I realized then that Chris had a vision of business in society that was closely aligned with my own. A few years later he was given an endowed professorship at Case Western Reserve University and appointed to lead the Fowler Center for Business as an Agent of World Benefit. I accepted an invitation to join the Fowler Center’s advisory board and later established the AITIA Quantum Leadership Initiative with help from Chris to advance the scholarship and practice of quantum leadership. Our collaboration brought together a business leader seeking to articulate his vision and a management scholar seeking to demonstrate a new and emerging paradigm of business. This book is the product of that multiyear collaboration.

In the pages ahead you learn that the greatest point of leverage for a new leadership orientation is a transformation in consciousness. This may seem surprising to people who are committed to having a positive social impact and want practical advice on how to do it. Of course, the business case for environmental and social performance remains essential for taking action. Using financial metrics, any business leader can now show that, through the process of innovation, there is no necessary trade-off between economic and social or environmental benefits.3 But in addition to changing what leaders are doing, we need to change who they are being. That is where a shift in consciousness comes in. Evidence from current trends suggests that without such deep-rooted change, businesses are condemned to continue today’s strategies that, at best, reduce social harm or ecological footprints and, at worst, contribute to growing social crises and environmental disaster.

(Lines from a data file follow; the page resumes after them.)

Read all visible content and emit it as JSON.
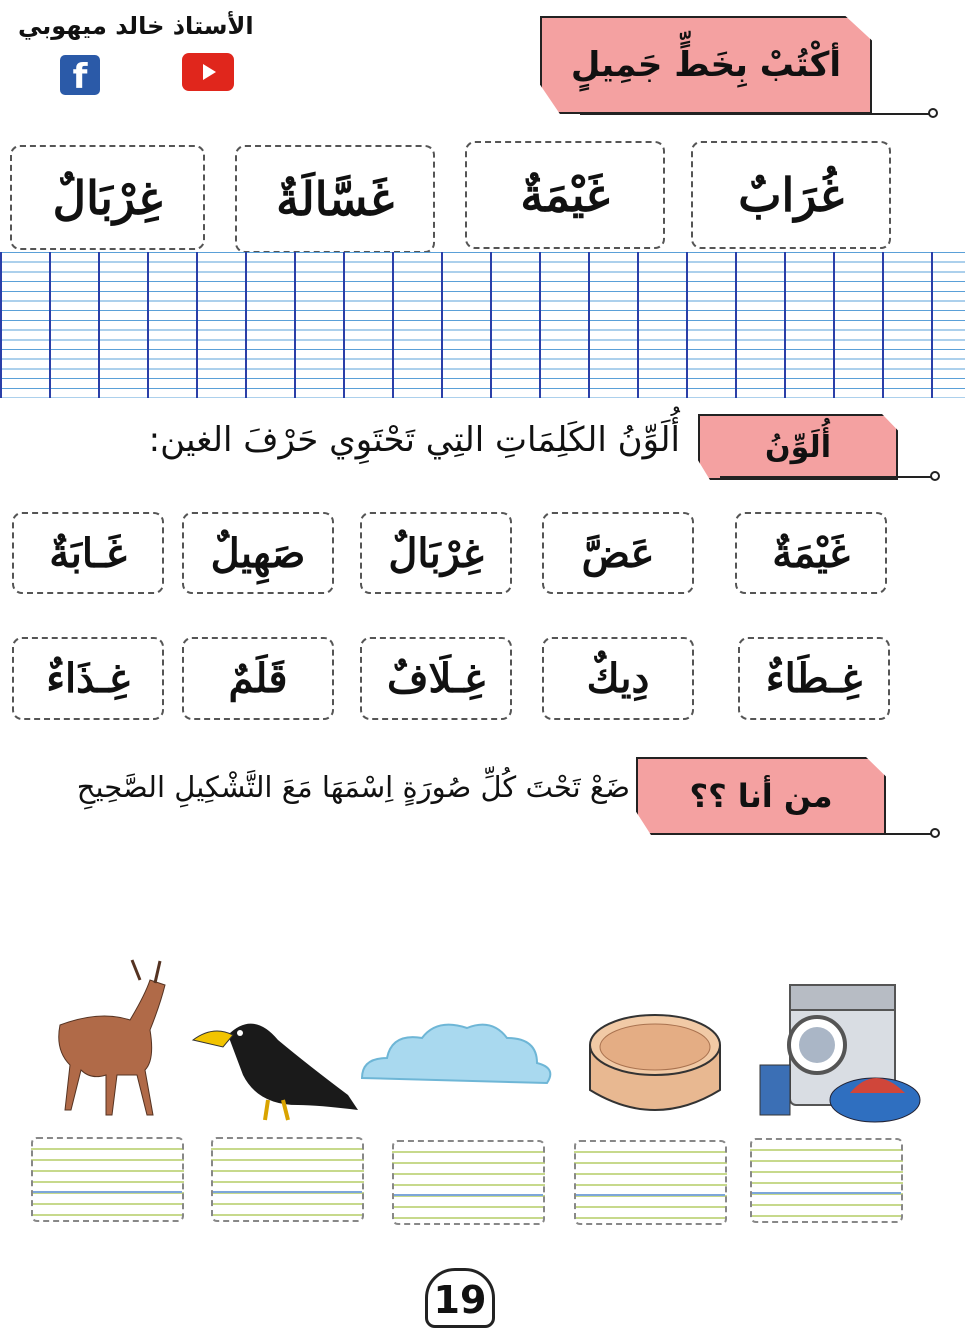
{
  "header": {
    "author": "الأستاذ خالد ميهوبي",
    "social": [
      "facebook-icon",
      "youtube-icon"
    ]
  },
  "section1": {
    "title": "أكْتُبْ بِخَطٍّ جَمِيلٍ",
    "words": [
      "غُرَابٌ",
      "غَيْمَةٌ",
      "غَسَّالَةٌ",
      "غِرْبَالٌ"
    ]
  },
  "section2": {
    "title": "أُلَوِّنُ",
    "instruction": "أُلَوِّنُ الكَلِمَاتِ التِي تَحْتَوِي حَرْفَ الغين:",
    "row1": [
      "غَيْمَةٌ",
      "عَضَّ",
      "غِرْبَالٌ",
      "صَهِيلٌ",
      "غَـابَةٌ"
    ],
    "row2": [
      "غِـطَاءٌ",
      "دِيكٌ",
      "غِـلَافٌ",
      "قَلَمٌ",
      "غِـذَاءٌ"
    ]
  },
  "section3": {
    "title": "من أنا ؟؟",
    "instruction": "ضَعْ تَحْتَ كُلِّ صُورَةٍ اِسْمَهَا مَعَ التَّشْكِيلِ الصَّحِيحِ",
    "pictures": [
      "washing-machine",
      "sieve",
      "cloud",
      "crow",
      "deer"
    ]
  },
  "page_number": "19",
  "colors": {
    "banner": "#f4a1a1",
    "grid_vertical": "#2b3fa8",
    "grid_horizontal": "#5aa0d8"
  }
}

Having a consciousness of connectedness changes how we think and act. We become more empathetic and compassionate. When we see ourselves as an integral part of the natural world rather than separate from it, we become more attuned to how our actions affect not only people but all life on earth. Mindfulness practices—in this book recast as “practices of connectedness” to encompass both Eastern and Western forms—quiet the mind and expand our consciousness so that we are more aware of the truth about our experiences. Through such practices, we connect to the origin of consciousness itself, slowly awakening to holism. From that “We” space, we grow in personal power, we clean up our traumas and trapped emotions from the past, and we discover our gifts and purpose in life.

The inner transformation of business leaders toward wholeness and connectedness and the outer transformation of business toward sustainable value are both needed for a business-led future of global prosperity and flourishing.

The time is now for a new role of business. Quantum leadership has the potential to become widespread. Its tremendous appeal comes from a business leader being able to create economic value consistent with greater purpose and personal well-being. It offers businesspeople everywhere a pathway to a world in which businesses prosper, people flourish, and nature thrives.

Frederick Chavalit Tsao

January 12, 2019

Notes

1. See EMRG, “Einstein Enigmatic Quote,” Icarus Falling (blog), June 24, 2009, http://icarus-falling.blogspot.com/2009/06/einstein-enigma.html.

2. Michael Bendenwald, “Sustainability Fatigue, Disruptive Innovation and the Flourishing Enterprise,” GreenBiz, June 20, 2013, https://www.greenbiz.com/blog/2013/06/20/sustainability-fatigue-disruptive-innovation-and-flourishing-enterprise.

3. Chris Laszlo and Nadya Zhexembayeva, Embedded Sustainability: The Next Big Competitive Advantage (Stanford, CA: Stanford University Press, 2011).